İsrail'in vermek istediği mesaj, görünüşe rağmen İsrail'in bölgede kendisini
savunmaya hazır müttefikleri olduğu yönündeydi. Ancak İsrail, sınıra hücum
etmeye hevesli bir kamuoyu dalgasına karşı mücadele eden son derece zayıf bir
Ürdün monarşisini korumak istiyorsa, bu aptalca bir oyundur. Ürdün'ün geçmişte
iki yüzü olmuş olabilir ve Kral Hüseyin puro içen arkadaşı merhum eski Başbakan
Yitzhak Rabin'e, istihbarat aktarmış olabilir. Ancak, Osmanlı
İmparatorluğu'ndan kurtuluşundan sonra, "Arap Ordusu" adını alan
Ürdün ordusunun İsrail'in sınırlarını korumak için savaşa katıldığını ilk kez
hatırlıyorum.
YOZLAŞMIŞ ARAP İKTİDARLARLA ARASI İYİ
İran’ın füze saldırısından İsrail’ in yanında yer alan Arap
ülke yönetimlerini ‘yozlaşmış’ olarak tanımlayan yazar şöyle diyor; ‘İsrail'in
sadece halklarının iradesine meydan okuyan ve yozlaşmış yönetimlerini İsrail'e
dayatan Arap liderlerle ilişkisi vardır.
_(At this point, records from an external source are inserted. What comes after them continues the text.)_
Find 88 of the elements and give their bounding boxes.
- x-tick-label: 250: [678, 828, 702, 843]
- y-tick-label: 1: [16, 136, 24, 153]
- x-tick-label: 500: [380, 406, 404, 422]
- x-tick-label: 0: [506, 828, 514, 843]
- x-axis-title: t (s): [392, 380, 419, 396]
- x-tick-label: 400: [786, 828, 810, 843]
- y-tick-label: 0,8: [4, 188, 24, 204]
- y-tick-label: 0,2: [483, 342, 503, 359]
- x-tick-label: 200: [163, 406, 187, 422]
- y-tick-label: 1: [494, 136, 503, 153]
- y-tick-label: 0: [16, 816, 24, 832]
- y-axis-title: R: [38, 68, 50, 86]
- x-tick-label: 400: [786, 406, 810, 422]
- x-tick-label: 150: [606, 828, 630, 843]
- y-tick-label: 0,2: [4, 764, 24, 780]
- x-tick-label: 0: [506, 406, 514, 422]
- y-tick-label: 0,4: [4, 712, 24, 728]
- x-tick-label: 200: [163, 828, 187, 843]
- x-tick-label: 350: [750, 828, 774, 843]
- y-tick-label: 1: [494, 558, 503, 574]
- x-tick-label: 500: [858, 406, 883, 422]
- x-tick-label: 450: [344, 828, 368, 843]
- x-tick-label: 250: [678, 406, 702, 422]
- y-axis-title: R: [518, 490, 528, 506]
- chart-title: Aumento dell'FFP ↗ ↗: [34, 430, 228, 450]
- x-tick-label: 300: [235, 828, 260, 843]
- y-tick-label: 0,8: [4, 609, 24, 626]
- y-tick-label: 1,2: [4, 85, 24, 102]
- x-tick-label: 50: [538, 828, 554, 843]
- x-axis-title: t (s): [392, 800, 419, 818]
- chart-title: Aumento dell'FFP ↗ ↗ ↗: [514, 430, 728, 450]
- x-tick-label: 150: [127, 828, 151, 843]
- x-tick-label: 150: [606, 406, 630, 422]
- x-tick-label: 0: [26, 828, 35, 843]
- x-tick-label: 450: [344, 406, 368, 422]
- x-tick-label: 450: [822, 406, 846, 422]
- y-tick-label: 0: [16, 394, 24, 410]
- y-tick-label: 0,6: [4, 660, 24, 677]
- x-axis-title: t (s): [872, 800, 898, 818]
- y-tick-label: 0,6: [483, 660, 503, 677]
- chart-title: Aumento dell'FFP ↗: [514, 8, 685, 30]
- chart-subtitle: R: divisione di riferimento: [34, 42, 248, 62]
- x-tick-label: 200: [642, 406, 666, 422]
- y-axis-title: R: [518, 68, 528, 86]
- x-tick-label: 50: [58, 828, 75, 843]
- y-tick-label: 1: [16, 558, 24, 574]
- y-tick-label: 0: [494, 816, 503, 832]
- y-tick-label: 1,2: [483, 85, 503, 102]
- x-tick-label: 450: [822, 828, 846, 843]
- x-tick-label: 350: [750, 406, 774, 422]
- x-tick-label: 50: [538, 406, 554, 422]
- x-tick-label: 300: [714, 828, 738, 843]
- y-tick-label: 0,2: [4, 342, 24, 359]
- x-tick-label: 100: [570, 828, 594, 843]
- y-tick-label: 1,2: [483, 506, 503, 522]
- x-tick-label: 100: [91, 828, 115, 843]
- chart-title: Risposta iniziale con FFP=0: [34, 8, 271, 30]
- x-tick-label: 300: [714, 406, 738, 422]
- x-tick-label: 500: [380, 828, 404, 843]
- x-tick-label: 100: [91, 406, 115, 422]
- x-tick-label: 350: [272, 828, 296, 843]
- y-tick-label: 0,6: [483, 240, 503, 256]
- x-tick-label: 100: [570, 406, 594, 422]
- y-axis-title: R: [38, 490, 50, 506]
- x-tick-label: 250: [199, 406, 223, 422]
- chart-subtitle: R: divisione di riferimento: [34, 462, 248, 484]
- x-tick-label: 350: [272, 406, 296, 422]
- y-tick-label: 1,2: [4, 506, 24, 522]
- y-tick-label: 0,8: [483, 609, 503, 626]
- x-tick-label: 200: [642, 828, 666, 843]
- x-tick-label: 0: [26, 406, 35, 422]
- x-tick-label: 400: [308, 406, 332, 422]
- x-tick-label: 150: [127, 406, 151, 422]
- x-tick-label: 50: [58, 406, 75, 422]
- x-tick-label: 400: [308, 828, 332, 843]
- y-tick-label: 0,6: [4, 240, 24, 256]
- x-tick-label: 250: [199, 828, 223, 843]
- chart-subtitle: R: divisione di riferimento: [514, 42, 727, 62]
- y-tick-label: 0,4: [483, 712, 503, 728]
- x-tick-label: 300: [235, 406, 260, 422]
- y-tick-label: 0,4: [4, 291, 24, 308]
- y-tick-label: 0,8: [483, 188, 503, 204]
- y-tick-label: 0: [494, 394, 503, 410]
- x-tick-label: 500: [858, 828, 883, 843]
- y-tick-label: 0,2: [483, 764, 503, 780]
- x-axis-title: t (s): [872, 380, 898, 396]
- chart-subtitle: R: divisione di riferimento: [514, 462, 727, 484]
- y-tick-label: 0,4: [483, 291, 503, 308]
Ürdün'ün Cumartesi günü attığı adım
İsrail'i kısa vadede rahatlatabilir ancak uzun vadede İsrail'in en uzun
sınırında sorunlara yol açacaktır. İsrail gerçek müttefiklere sahip olduğu için
sevinebilir ancak bunu yaparken dostlarının meşruiyetini ölümcül bir şekilde
zayıflatmaktadır. İran amacına ulaşmıştır ve İsrail bunun için daha zayıftır.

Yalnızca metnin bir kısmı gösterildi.